The last major upgrades were the installation of birdnetting, to keep birds from getting an easy meal in the lower ponds and creeks, and the new larger pond at the hatchery.

“With the larger pond, we are able to do a lot more Chinook,” said Rude, referring to larger quantities of eggs, and later smolt, that the pond can hold relative to the area needed to have a productive salmon hatch.

“Last year we hatched 1.5 million Coho, and we released a record 1.3 million fish.” Typically, the rate of survival is 50% to 60%; meaning only half of what is hatched actually gets released.

Ironically, the upgrades from 2005 and 2006 led to the record-breaking release of Coho. The snow built up on the birdnetting, breaking the nets and dragging the support posts, and the Jersey barriers that anchored them, into the fish ponds.

“We had to move all of the fish up to the new larger pond,” Rude explained. As a result, the Coho run was over-wintered, meaning they were more mature than normal when released.
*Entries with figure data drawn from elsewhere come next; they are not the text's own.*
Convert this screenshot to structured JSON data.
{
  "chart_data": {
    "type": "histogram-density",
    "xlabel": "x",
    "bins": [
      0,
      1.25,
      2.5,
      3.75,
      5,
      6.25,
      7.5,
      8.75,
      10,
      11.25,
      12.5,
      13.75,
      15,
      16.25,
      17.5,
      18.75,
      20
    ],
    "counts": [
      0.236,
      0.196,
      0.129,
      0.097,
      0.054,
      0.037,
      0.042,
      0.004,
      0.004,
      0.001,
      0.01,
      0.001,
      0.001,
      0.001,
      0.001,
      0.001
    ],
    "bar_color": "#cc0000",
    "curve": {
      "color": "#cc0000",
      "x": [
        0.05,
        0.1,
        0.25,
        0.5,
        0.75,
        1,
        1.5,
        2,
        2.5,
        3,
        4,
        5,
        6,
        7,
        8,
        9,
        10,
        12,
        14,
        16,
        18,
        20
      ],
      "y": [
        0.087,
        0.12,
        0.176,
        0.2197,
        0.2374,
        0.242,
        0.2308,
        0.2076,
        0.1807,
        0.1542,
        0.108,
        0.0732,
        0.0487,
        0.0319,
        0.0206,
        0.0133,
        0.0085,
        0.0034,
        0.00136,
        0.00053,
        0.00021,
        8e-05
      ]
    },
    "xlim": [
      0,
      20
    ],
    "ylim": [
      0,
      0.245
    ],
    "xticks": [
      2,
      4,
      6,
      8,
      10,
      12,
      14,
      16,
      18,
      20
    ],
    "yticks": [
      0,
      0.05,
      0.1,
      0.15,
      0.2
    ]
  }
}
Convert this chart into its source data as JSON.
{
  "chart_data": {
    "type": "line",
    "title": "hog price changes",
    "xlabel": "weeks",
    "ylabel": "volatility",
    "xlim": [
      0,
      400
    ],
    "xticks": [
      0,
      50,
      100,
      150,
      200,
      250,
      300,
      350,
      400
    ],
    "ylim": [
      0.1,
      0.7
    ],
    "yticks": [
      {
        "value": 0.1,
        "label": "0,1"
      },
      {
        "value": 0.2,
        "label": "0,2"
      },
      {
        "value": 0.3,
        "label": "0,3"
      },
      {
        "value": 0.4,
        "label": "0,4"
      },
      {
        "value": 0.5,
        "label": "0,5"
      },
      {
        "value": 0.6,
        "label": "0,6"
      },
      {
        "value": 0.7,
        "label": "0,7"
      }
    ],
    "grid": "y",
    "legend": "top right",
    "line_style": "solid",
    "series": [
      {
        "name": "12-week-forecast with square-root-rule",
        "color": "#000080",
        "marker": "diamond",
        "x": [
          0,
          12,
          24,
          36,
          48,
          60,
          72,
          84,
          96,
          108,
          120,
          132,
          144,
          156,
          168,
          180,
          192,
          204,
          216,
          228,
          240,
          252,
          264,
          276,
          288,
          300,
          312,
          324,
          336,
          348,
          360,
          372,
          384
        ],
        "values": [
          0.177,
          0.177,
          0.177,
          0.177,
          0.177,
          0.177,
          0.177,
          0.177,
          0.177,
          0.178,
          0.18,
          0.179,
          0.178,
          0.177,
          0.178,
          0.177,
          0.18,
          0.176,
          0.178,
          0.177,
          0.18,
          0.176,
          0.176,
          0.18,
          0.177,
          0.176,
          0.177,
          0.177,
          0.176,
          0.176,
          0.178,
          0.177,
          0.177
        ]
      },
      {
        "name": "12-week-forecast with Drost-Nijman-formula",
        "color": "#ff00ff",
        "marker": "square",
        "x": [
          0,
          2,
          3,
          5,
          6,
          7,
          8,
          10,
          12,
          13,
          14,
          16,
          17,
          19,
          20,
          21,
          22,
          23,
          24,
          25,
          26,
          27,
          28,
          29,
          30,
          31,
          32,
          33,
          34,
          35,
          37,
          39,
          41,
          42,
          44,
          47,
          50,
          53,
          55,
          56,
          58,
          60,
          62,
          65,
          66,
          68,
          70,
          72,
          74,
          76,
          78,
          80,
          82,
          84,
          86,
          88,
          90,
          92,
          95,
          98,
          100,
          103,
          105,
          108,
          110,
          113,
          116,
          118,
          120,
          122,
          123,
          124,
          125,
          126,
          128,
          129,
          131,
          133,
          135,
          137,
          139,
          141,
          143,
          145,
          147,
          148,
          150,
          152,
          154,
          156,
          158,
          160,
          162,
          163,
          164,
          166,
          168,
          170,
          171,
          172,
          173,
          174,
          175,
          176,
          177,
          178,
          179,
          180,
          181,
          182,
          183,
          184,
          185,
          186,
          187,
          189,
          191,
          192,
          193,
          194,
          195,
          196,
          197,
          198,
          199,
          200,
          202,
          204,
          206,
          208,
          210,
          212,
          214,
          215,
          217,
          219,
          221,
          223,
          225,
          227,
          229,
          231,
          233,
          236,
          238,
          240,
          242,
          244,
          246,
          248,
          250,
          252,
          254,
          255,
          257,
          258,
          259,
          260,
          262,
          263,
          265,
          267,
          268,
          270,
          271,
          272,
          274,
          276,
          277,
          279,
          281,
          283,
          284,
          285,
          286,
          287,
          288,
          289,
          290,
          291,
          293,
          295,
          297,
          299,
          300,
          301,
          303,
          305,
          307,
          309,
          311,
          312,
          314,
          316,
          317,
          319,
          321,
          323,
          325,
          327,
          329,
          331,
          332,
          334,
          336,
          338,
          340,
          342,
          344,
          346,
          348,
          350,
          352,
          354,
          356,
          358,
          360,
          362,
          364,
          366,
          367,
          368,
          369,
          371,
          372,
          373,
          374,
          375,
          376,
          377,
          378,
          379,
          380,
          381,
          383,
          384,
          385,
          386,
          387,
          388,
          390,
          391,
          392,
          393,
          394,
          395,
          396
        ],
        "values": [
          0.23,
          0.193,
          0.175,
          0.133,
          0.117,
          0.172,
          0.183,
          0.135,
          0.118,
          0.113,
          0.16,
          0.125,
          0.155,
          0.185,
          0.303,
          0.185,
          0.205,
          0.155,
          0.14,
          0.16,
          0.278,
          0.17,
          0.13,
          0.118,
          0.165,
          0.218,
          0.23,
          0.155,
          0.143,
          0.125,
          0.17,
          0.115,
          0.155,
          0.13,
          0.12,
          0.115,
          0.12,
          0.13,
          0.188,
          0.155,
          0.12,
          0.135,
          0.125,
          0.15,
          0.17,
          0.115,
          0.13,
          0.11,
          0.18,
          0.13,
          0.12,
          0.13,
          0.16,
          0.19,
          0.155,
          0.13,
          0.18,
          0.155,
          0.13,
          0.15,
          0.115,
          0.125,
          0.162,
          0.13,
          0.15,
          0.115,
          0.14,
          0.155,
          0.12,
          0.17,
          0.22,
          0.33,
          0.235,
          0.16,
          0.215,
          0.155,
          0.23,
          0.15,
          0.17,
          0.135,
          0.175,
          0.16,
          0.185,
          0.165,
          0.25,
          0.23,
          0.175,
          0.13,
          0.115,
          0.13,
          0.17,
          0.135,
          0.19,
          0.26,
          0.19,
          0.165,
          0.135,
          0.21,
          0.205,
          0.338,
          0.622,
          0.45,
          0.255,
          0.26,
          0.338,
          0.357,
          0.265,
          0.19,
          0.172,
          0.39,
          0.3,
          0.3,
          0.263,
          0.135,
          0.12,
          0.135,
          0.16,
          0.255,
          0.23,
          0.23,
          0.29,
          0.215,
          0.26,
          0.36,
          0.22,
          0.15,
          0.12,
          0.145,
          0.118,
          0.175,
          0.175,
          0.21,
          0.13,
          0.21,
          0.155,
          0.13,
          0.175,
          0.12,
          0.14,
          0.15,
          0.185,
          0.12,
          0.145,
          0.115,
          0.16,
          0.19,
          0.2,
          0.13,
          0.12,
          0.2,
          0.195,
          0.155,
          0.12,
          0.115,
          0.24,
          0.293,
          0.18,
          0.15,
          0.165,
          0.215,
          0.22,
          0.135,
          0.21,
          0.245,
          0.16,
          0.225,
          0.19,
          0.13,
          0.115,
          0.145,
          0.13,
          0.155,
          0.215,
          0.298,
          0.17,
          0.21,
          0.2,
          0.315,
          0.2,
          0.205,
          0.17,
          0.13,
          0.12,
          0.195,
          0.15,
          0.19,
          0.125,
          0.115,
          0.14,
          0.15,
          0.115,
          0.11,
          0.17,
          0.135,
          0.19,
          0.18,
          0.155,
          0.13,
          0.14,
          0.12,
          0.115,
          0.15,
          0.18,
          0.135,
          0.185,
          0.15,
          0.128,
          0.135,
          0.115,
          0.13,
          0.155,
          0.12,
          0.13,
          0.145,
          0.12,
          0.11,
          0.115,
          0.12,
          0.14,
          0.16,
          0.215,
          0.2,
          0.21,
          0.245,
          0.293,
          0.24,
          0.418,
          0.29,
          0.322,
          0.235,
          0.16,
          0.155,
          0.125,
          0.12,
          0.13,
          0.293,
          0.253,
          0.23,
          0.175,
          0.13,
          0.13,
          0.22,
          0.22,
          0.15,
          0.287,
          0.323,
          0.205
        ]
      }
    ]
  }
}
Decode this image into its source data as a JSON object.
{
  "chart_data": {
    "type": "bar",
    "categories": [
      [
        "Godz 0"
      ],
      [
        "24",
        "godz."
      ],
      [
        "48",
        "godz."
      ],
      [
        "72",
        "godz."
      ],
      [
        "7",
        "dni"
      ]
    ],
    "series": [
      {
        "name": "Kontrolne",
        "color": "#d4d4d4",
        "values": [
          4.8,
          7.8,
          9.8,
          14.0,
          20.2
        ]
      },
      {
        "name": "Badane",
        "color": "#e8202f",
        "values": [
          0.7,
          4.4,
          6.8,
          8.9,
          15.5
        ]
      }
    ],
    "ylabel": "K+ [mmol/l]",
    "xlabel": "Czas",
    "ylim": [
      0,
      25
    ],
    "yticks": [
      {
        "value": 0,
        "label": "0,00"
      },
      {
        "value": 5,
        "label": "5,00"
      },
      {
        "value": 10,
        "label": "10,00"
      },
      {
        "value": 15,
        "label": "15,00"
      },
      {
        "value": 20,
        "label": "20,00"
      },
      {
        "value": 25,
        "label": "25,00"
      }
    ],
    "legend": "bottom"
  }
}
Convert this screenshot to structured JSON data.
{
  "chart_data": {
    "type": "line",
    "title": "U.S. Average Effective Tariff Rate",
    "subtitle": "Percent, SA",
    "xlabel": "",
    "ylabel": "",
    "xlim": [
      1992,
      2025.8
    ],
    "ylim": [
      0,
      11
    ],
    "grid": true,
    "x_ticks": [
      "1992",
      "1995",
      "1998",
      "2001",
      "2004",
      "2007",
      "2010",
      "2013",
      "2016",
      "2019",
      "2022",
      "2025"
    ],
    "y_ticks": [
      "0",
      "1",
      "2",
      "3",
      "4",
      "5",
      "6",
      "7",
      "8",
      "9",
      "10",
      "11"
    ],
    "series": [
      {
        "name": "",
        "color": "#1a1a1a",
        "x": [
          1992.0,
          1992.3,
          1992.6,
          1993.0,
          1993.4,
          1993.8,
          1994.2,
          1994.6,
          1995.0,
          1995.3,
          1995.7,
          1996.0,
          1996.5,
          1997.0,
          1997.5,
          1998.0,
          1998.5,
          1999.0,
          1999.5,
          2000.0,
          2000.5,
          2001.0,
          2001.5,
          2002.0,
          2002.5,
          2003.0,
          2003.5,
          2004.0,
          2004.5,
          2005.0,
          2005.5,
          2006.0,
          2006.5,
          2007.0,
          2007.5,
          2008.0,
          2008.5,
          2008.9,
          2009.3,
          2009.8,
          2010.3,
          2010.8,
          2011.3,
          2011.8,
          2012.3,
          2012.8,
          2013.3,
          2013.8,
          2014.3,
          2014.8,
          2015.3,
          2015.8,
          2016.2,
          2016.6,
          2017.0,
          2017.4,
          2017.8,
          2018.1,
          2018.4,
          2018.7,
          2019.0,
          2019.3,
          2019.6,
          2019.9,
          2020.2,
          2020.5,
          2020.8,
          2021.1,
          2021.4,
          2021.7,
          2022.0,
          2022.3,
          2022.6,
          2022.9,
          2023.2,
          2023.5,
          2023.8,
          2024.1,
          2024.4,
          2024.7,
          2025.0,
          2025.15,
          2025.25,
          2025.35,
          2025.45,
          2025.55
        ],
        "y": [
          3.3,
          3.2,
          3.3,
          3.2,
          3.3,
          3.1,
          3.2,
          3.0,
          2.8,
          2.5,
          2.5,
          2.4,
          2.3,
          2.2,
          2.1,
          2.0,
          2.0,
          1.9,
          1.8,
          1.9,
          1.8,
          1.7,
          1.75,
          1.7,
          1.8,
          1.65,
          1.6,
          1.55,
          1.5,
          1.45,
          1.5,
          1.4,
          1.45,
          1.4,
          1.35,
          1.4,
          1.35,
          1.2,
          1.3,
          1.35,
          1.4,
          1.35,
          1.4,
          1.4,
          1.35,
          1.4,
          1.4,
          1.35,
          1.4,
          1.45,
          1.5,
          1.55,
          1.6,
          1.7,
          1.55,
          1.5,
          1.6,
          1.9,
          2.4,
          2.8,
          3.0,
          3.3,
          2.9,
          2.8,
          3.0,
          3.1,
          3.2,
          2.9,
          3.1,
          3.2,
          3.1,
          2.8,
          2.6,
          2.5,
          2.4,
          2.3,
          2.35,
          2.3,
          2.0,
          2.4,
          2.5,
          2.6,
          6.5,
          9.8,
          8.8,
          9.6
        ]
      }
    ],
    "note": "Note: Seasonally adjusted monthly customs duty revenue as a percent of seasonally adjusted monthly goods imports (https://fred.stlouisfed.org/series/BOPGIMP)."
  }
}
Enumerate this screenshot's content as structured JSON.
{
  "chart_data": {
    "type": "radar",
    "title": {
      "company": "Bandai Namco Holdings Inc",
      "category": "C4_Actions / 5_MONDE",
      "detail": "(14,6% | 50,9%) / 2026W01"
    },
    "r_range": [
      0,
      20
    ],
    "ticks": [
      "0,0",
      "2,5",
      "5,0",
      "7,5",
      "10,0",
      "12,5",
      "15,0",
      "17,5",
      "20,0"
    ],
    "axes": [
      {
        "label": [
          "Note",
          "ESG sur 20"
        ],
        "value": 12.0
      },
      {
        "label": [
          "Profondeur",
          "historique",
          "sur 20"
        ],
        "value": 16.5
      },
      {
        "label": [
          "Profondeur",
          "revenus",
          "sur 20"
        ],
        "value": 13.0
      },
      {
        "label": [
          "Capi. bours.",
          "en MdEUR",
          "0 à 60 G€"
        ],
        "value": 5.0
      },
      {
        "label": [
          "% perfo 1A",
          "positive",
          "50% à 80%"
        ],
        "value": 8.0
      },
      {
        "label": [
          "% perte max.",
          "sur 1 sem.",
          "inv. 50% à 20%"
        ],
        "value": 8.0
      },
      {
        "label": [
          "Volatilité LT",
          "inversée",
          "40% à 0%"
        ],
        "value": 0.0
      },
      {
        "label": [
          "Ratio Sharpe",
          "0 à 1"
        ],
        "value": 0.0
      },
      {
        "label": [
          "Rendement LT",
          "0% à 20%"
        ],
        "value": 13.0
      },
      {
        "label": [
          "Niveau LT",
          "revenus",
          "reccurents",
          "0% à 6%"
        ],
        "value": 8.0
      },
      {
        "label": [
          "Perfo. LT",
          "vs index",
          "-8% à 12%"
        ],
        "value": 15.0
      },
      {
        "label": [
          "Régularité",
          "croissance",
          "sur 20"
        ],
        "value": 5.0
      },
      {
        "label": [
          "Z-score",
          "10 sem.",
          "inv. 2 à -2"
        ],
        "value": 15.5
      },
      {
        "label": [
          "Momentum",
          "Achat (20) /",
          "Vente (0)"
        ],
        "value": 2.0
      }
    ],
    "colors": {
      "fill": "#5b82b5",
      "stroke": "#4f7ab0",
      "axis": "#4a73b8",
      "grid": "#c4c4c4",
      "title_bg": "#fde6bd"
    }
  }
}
They were free of predation back up in the pond as well. Rude said, “the otters are like rats in the ponds. They are everywhere and they eat the fish. The last couple of years we’ve had to hire predator control to manage the otters.”

When asked about the success of over-wintering and potential continuation, Rude said they would be trying similar methods with all of their runs this year.

Other upgrades include expanded feed and storage facilities, covered or shaded ponds, a concrete fish weir put in at Battle Creek, and expanding and repairing the birdnetting for all hatchery creeks and ponds.